One or more of three conditions must change if we want more eggs. Panel makers can write-down their assets, of course. Depreciation charges comprise about 20% of product cost for leading panel makers. In simple terms, this implies that panel makers could increase the variable portion of their product cost from 60-70% to 80-90% by eliminating depreciation charges. As shown in the following chart, that could reduce their breakeven price from a 45-65% premium range (1.45-1.65X variable cost) to a 10-25% premium range (1.10-1.25X variable cost). The problem with this, of course, is that it may become difficult to raise money for more capacity after admitting recent investments have zero value.
The second condition that could change is material cost. Unfortunately, a significant portion of fabrication material cost comes from prices for substrate glass and liquid crystals. Glass comes from an oligopoly of three suppliers. TFT glass is a golden goose for each of these companies. While they might decide to compete more on price than they have in the past, any of them would be hurt if prices fell substantially. In addition, none of them can increase substrate share substantially without significant, sustained investment. Conditions for liquid crystals are similar. There are only two major suppliers. More than one-half of total material cost comes from post-fabrication components such as optical films and supply of some of those items are dominated by a few companies with proprietary technology, also. Historical profit margins for many suppliers of glass, liquid crystals and films have remained above 30% in the worst of times. The problem is convincing them that they should share their customers’ pain or replacing them with internal supply. Neither of these is easy or quick.
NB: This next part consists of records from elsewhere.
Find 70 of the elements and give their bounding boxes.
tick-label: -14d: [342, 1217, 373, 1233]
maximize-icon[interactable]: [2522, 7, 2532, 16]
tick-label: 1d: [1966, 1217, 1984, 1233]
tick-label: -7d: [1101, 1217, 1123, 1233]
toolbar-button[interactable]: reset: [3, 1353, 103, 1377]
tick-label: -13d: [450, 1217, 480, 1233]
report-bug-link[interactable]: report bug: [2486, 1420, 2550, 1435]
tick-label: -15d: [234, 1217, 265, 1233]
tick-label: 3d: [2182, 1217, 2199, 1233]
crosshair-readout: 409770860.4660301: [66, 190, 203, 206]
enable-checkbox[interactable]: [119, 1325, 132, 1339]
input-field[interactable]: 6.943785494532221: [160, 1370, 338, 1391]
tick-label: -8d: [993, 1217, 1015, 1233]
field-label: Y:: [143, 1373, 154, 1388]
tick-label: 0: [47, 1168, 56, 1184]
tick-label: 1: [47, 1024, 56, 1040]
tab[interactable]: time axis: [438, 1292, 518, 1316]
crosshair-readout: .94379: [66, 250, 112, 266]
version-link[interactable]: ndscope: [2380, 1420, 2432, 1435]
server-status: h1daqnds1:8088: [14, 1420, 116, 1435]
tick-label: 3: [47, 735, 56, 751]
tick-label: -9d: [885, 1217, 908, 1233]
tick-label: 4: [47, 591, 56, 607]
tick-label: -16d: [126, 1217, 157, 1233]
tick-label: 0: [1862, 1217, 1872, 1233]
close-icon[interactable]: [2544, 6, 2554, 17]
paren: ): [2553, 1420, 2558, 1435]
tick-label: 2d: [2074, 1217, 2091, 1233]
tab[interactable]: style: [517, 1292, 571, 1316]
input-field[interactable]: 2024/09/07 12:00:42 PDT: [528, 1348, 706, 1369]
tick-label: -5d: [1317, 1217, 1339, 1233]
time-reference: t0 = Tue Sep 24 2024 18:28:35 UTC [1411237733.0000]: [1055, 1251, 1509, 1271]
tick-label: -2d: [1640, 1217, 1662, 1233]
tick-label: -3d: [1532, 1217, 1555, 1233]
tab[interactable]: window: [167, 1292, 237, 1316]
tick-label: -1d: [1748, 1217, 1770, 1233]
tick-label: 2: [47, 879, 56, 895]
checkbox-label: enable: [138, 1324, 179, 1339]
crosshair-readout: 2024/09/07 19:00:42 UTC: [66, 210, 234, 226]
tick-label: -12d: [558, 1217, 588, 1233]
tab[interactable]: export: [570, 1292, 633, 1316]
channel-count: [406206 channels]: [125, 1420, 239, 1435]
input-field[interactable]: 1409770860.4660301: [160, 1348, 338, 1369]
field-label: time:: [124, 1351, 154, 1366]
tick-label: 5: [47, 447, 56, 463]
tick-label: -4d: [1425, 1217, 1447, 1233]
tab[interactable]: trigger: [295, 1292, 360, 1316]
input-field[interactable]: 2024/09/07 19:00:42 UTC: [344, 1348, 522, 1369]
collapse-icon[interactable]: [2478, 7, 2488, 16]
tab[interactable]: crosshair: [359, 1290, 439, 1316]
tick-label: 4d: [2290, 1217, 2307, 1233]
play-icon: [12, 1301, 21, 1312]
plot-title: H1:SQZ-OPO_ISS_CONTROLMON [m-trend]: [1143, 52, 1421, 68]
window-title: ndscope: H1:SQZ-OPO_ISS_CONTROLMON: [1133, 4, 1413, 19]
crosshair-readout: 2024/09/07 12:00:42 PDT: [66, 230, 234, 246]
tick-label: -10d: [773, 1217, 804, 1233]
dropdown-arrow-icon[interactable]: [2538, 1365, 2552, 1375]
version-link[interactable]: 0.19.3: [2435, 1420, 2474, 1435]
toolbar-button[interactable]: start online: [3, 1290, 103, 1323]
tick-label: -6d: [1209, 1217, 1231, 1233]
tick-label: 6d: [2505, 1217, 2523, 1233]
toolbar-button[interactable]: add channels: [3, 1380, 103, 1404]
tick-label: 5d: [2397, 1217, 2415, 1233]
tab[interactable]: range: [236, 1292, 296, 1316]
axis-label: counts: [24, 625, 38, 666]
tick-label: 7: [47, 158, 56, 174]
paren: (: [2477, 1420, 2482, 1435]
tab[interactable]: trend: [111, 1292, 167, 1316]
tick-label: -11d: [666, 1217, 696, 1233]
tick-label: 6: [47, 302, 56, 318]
The third condition that could change is price. B2C supply chains are not as short as B2B chains, so rapid price declines whipsaw brands and retailers as much as declines whipsaw panel makers. There is shared interest in gradual price changes. Slow price increases might be reasonable if brands and retailers want a range of TV sets and an adequate number to sell. On the other hand, they may face a new consumer mentality. The era of conspicuous consumption may be over: consumers used to wear designer labels proudly on the outside of their shirts, but now they wear discount labels proudly on the inside. If brands matter less than value, it may be difficult to raise panel prices. Fortunately, panel makers keep reducing cost, so they only need prices to hold steady for a while.
If I knew what three conditions would change and by how much, I could retire. I wouldn’t write it in a blog. You’ll have to think about this yourself. All I can conclude is that we all want our MTV or our YouTube or whatever, whenever and wherever we are. That will take a lot more panels that someone has to make it worthwhile for producers to make.